Our actors were getting other offers, schedules were shifting, my wife’s belly was getting bigger, and my head was exploding with stress and pressure from all sides. And then it really all fell apart.

Our new actress read the new draft and came back with notes. Long, verbose, complex notes, the kind a writer absolutely hates to get. My heart beat double-time.  This is going to sink the project. I sent our writer the notes and was met with a hearty “f— this s—” response.
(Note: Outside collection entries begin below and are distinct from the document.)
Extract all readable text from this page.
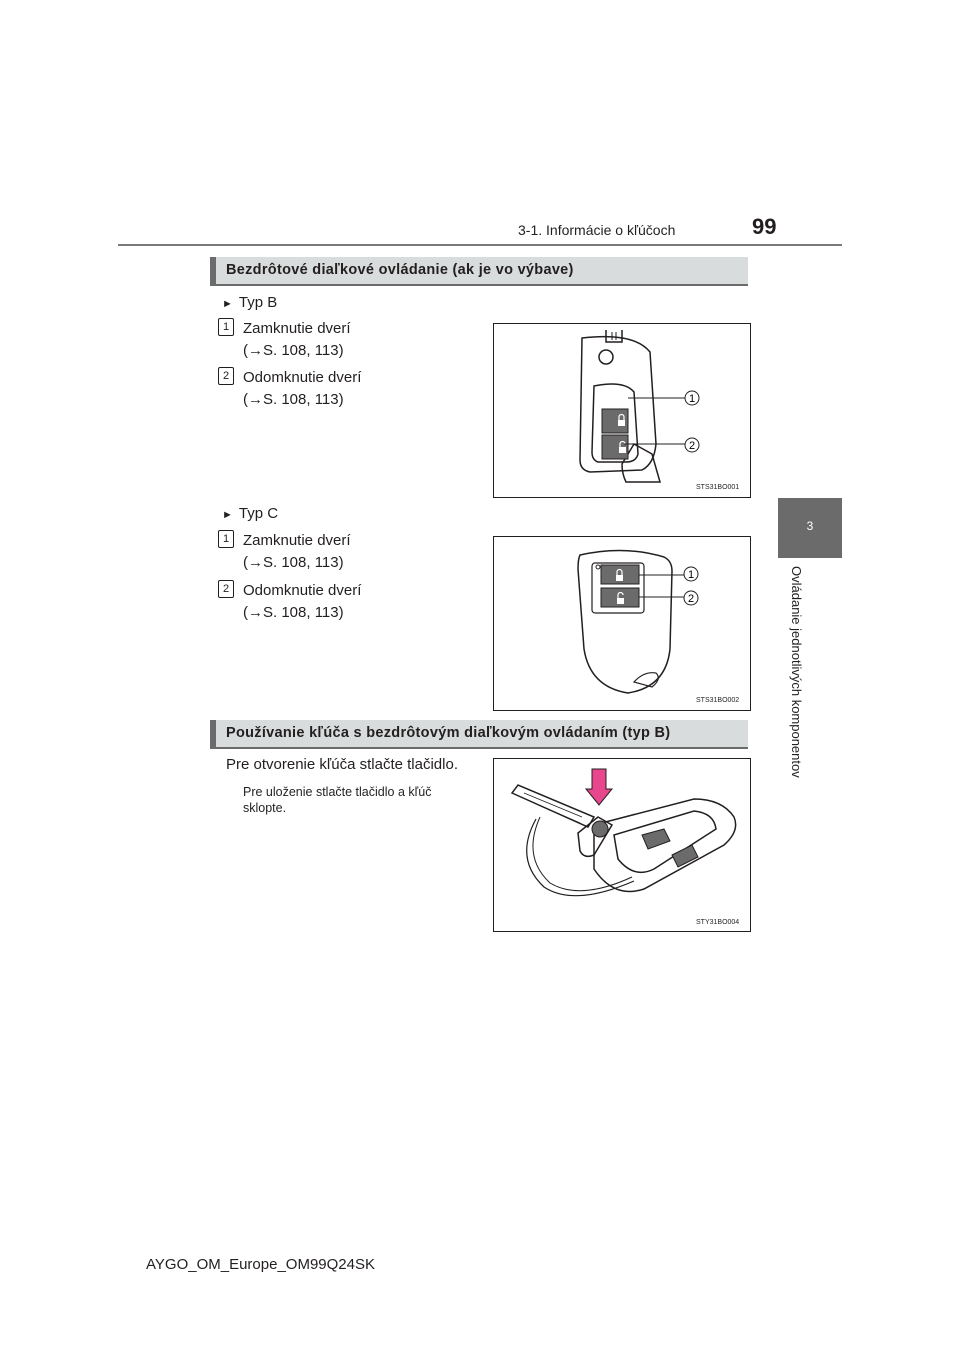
3-1. Informácie o kľúčoch	99
3
Ovládanie jednotlivých komponentov
Bezdrôtové diaľkové ovládanie (ak je vo výbave)
► Typ B
1 Zamknutie dverí
(→S. 108, 113)
2 Odomknutie dverí
(→S. 108, 113)	1
2
STS31BO001
► Typ C
1 Zamknutie dverí
(→S. 108, 113)
2 Odomknutie dverí
(→S. 108, 113)
1
2
STS31BO002
Používanie kľúča s bezdrôtovým diaľkovým ovládaním (typ B)
Pre otvorenie kľúča stlačte tlačidlo.
Pre uloženie stlačte tlačidlo a kľúč
sklopte.
STY31BO004
AYGO_OM_Europe_OM99Q24SK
This film was not going to be shot this summer.

The Italian investors were still hopeful.  “Is OK, you find someone else to write and shoot in September.”

“But my baby’s coming in September.” I told them. They laughed at me. As if wanting to be there for the birth of my first-born son was the wussiest thing I could have said. Their response: “You can see him be born on Skype.”  And they weren’t kidding.

But the Lord giveth and the Lord taketh away. A mere week later after stalking around my house, vexed, fuming, I got a call from my old friend Steve Berra — pro skateboarding legend and film producer. “I got you a meeting with Rob Dyrdek to pitch him your documentary idea.”

Me, Steve and Steve’s assistant Tim had been developing “The Motivation,” a feature doc around the eight finalists of Rob Dyrdek’s Street League championship, essentially eight of the best pro-skaters in the world, coming together in NYC to compete for 200K and the title of Street League Champion.

And here I was pulling up to the legendary Fantasy Factory to pitch the idea to Dyrdek, owner and founder of Street League, butterflies in my stomach.

What I thought would be a formal pitch session ended up a typical Dyrdek experience. As we stood in the lobby he came running out, beaming about a film I’d make back in 2009: “I love The Carter‘! Great movie! What happened, why did Lil’ Wayne hate it so much?” He then asked me what I needed and I said, “Full access.” Amazingly, he agreed and disappeared as fast as he arrived. We hadn’t even left the lobby and the film was greenlit.

Three weeks later we were financed and shooting “The Motivation,” which comes out Tuesday, on-demand, iTunes, XBox 360 and Playstation.  It just fell in to place like it was meant to be, and these major skaters I was shooting were beyond humble and welcoming. It had seriously been less than a month since the other film fell apart. Sometime the pieces fall into place. And sometimes, no matter what, they just don’t.

Making a movie is a gamble like no other. I gambled three years of my life on a project that I never even shot. If I were a novelist who spent three years writing a book — even if that book tanked I’d still have something to show. But with giant gambles come huge payoffs, allowing you to roll the dice once again. So, on to the next one… 


Adam Bhala Lough is an American film director, screenwriter and documentary filmmaker from Virginia. His films include "Bomb the System" (nominated for an Independent Spirit Award for Best First Feature, "Weapons" (nominated for the Grand Jury Prize at Sundance, "The Upsetter: The Life & Music of Lee Scratchd Perry (narrated by Benicio Del Toro) and "The Carter," a controversial documentary about Lil Wayne that premiered at Sundance. His latest film, "The Motivation," documents eight of the best pro-skateboarders in the world.